Changed my perception of life
"Hiroshima Mon Amour" is one of the few films that I can say actually changed my life. I just watched it tonight, but already I understand and have faced one of my deepest fears: that of forgetting, forgetting things, forgetting places, forgetting love. And this movie has taught me not to fear it, but to learn to live with it. Time is here, time does not move but in our minds, as past and present are never individual unities: they combine and reshape each other, redefining the "real" events we have experienced and making it impossible to take our whole life and analyze it. Everything remains alive even when it's gone, for it subsists in our memory, which is impossible to share. She says she has seen and understood Hiroshima, almost felt it (through pictures, through monuments), but He could never express the extreme pain of the event itself, of the loss he had, of the destruction of mankind. For in a sense, every war kills the whole of mankind every time.
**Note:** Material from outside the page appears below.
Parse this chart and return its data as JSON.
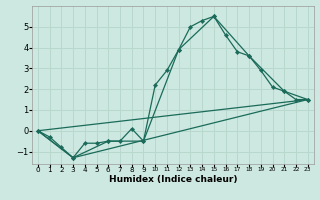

After war (during war also, for those that dare not to understand what is going on, like Her in her twenties, falling for a German) the world is forever uncertain, as is the pain we felt, the pain that we carry with ourselves, and the love the rest may offer us. All that is certain is oblivion, the anihilation of love, harmony and happiness. All things must pass. Everything passes, time passes. All will crumble to dust and yet it shall remain, breathing, living in our confused and uncertain memories. My name is San José, this is the setting of my tragedies, the place for my crying. It will also fade away someday, but did it ever exist? When I leave, it will remain intact. "Hiroshima Mon Amour" makes the world unbearable and endlessly fascinating at once. A masterpiece of world cinema.